More recent nonfiction about pharmaceutical drugs
December 5, 2013 10:59 AM   Subscribe

I love reading nonfiction about pharmaceutical drugs, their development, use, methods of action, etc. What's out there lately that I should read? Recent books I've read inside.

I loved both Bad Pharma (read it twice!) and Bad Science by Ben Goldacre, and just finished Phake by Roger Bate. Read The Emperor of All Maladies and The Immortal Life of Henrietta Lacks. I'm fixing to read Cracked by James Davies. I don't mind having to look things up that can be a bit complicated; it doesn't need to be strictly pop science or layman's terms. Bonus for Kindle books.
posted by fiercecupcake to Science & Nature (12 answers total) 27 users marked this as a favorite
It's getting a bit old (published in 2000), but take a look at Of Two Minds: The Growing Disorder in American Psychiatry.
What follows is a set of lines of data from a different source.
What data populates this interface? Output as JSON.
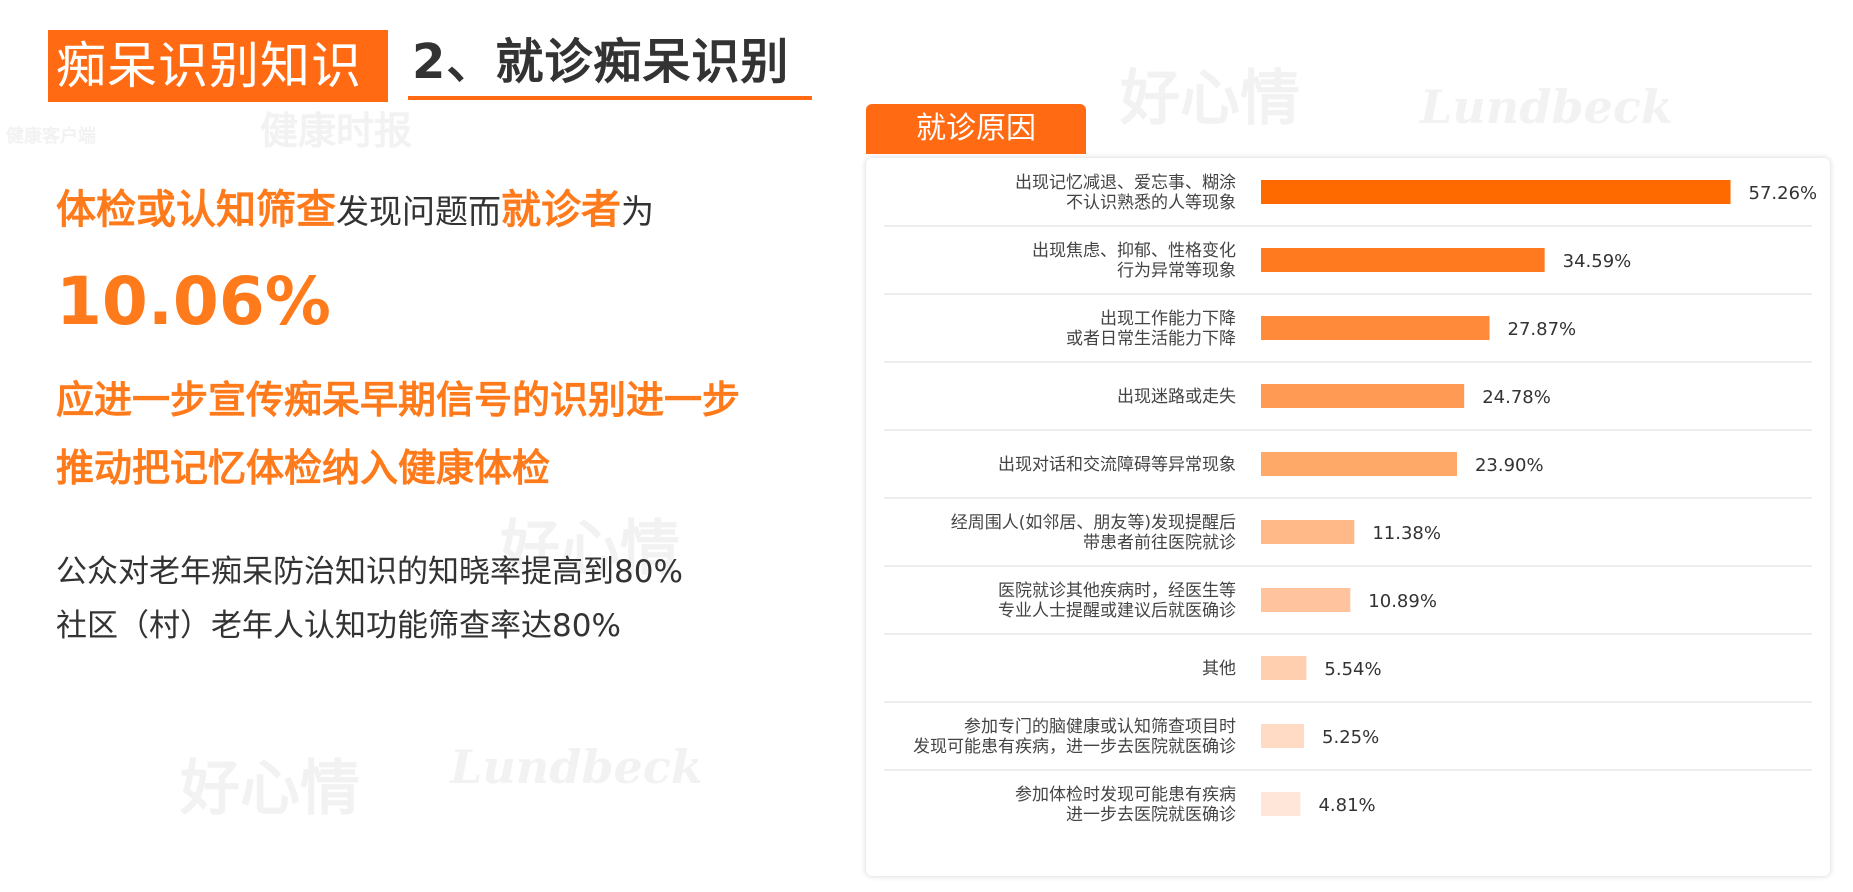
{
  "header": {
    "section_title": "痴呆识别知识",
    "subtitle": "2、就诊痴呆识别"
  },
  "left": {
    "line1_parts": [
      "体检或认知筛查",
      "发现问题而",
      "就诊者",
      "为"
    ],
    "percent": "10.06%",
    "claim_lines": [
      "应进一步宣传痴呆早期信号的识别进一步",
      "推动把记忆体检纳入健康体检"
    ],
    "goals": [
      "公众对老年痴呆防治知识的知晓率提高到80%",
      "社区（村）老年人认知功能筛查率达80%"
    ]
  },
  "watermarks": {
    "brand_cn": "好心情",
    "brand_en": "Lundbeck",
    "paper": "健康时报",
    "app": "健康客户端"
  },
  "chart_tag": "就诊原因",
  "colors": {
    "accent": "#ff6a13",
    "text": "#333333",
    "highlight": "#ff7a1a"
  },
  "chart_data": {
    "type": "bar",
    "orientation": "horizontal",
    "title": "就诊原因",
    "categories": [
      [
        "出现记忆减退、爱忘事、糊涂",
        "不认识熟悉的人等现象"
      ],
      [
        "出现焦虑、抑郁、性格变化",
        "行为异常等现象"
      ],
      [
        "出现工作能力下降",
        "或者日常生活能力下降"
      ],
      [
        "出现迷路或走失"
      ],
      [
        "出现对话和交流障碍等异常现象"
      ],
      [
        "经周围人(如邻居、朋友等)发现提醒后",
        "带患者前往医院就诊"
      ],
      [
        "医院就诊其他疾病时，经医生等",
        "专业人士提醒或建议后就医确诊"
      ],
      [
        "其他"
      ],
      [
        "参加专门的脑健康或认知筛查项目时",
        "发现可能患有疾病，进一步去医院就医确诊"
      ],
      [
        "参加体检时发现可能患有疾病",
        "进一步去医院就医确诊"
      ]
    ],
    "values": [
      57.26,
      34.59,
      27.87,
      24.78,
      23.9,
      11.38,
      10.89,
      5.54,
      5.25,
      4.81
    ],
    "value_labels": [
      "57.26%",
      "34.59%",
      "27.87%",
      "24.78%",
      "23.90%",
      "11.38%",
      "10.89%",
      "5.54%",
      "5.25%",
      "4.81%"
    ],
    "bar_colors": [
      "#ff6a00",
      "#ff7a1f",
      "#ff8a3a",
      "#ff9a55",
      "#ffa968",
      "#ffb887",
      "#ffc49d",
      "#ffcfb0",
      "#ffdac4",
      "#ffe6d8"
    ],
    "grid": false,
    "legend": "none"
  }
}
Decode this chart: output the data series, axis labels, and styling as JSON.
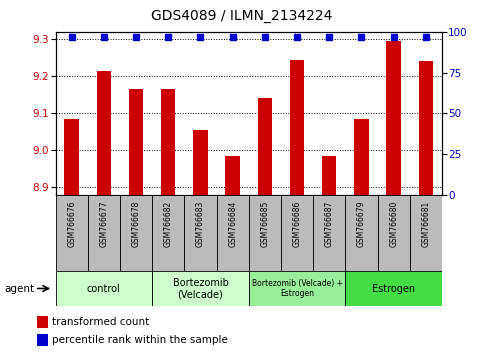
{
  "title": "GDS4089 / ILMN_2134224",
  "samples": [
    "GSM766676",
    "GSM766677",
    "GSM766678",
    "GSM766682",
    "GSM766683",
    "GSM766684",
    "GSM766685",
    "GSM766686",
    "GSM766687",
    "GSM766679",
    "GSM766680",
    "GSM766681"
  ],
  "bar_values": [
    9.085,
    9.215,
    9.165,
    9.165,
    9.055,
    8.985,
    9.14,
    9.245,
    8.985,
    9.085,
    9.295,
    9.24
  ],
  "percentile_values": [
    97,
    97,
    97,
    97,
    97,
    97,
    97,
    97,
    97,
    97,
    97,
    97
  ],
  "bar_color": "#cc0000",
  "percentile_color": "#0000cc",
  "ylim_left": [
    8.88,
    9.32
  ],
  "ylim_right": [
    0,
    100
  ],
  "yticks_left": [
    8.9,
    9.0,
    9.1,
    9.2,
    9.3
  ],
  "yticks_right": [
    0,
    25,
    50,
    75,
    100
  ],
  "group_ranges": [
    {
      "start": 0,
      "end": 2,
      "label": "control",
      "color": "#ccffcc"
    },
    {
      "start": 3,
      "end": 5,
      "label": "Bortezomib\n(Velcade)",
      "color": "#ccffcc"
    },
    {
      "start": 6,
      "end": 8,
      "label": "Bortezomib (Velcade) +\nEstrogen",
      "color": "#99ee99"
    },
    {
      "start": 9,
      "end": 11,
      "label": "Estrogen",
      "color": "#44dd44"
    }
  ],
  "agent_label": "agent",
  "legend_bar_label": "transformed count",
  "legend_percentile_label": "percentile rank within the sample",
  "grid_color": "#000000",
  "tick_area_color": "#bbbbbb",
  "title_fontsize": 10,
  "axis_fontsize": 7.5,
  "sample_fontsize": 5.5,
  "group_fontsize": 7,
  "group_fontsize_small": 5.5,
  "legend_fontsize": 7.5,
  "bar_width": 0.45
}
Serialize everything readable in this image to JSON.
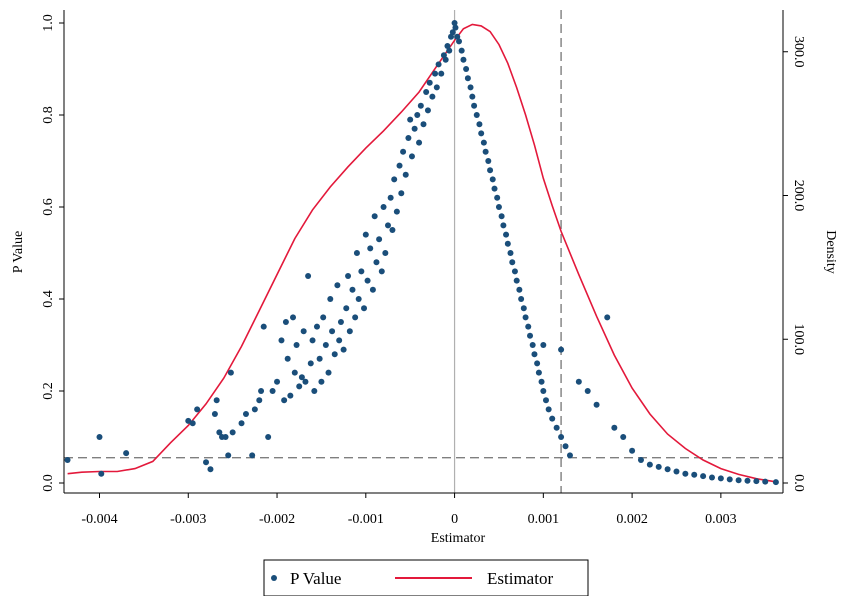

It's essentially an ethnography of the field by an anthropologist, and highly engaging while still being academic.
posted by The Michael The at 11:03 AM on December 5, 2013

The Billion Dollar Molecule by Werth. It's a little dated (1995) but super fun to read and provides a pretty accurate account of drug development.
posted by un petit cadeau at 11:26 AM on December 5, 2013

The Body Hunters by Sonia Shah, about clinical trials in Africa and Asia.
posted by ActionPopulated at 11:27 AM on December 5, 2013

Bad Blood: The Tuskegee Syphilis Experiment

Interestingly, this was written by the same guy who wrote the biography of Kinsey that formed the basis for the movie.
posted by janey47 at 11:41 AM on December 5, 2013

It's not pharma but is healthcare/medicine: if you haven't discovered Atul Gawande, he's a good read.
posted by MuffinMan at 11:49 AM on December 5, 2013 [1 favorite]

Demon under the microscope. Fascinating book about the early development of antibiotics.
posted by u2604ab at 12:14 PM on December 5, 2013

It's not new, and a bit denser than most of those listed above, but Drug Discovery: A History is exactly what is title suggests, and is very good.
posted by James Scott-Brown at 12:33 PM on December 5, 2013

Speaking of Atul Gawande, I asked a similar (but more broad) question a couple of months ago and got a lot of great answers that might interest you.
posted by telegraph at 2:11 PM on December 5, 2013

I enjoyed The Cutter Incident, about the history of the polio vaccine. It's got a bit of science, a bit of intrigue, and a bit of politics.
posted by vasi at 2:53 PM on December 5, 2013

My standard answer to everything pharma related

In the pipeline on Xmas presents - books on medicinal chemistry/drug discovery and their coverage on A new yorker piece on Merck's development of drugs should get you going.
posted by lalochezia at 6:20 PM on December 5, 2013 [1 favorite]

The Philadelphia Chromosome: A Mutant Gene and the Quest to Cure Cancer at the Genetic Level discusses the development of Gleevec (imatinib) which is a miracle drug for leukemia with a particular genetic mutation.
posted by easy, lucky, free at 7:55 PM on December 5, 2013

I really enjoyed Vaccinated: One Man's Quest to Defeat the World's Deadliest Diseases by Paul Offit.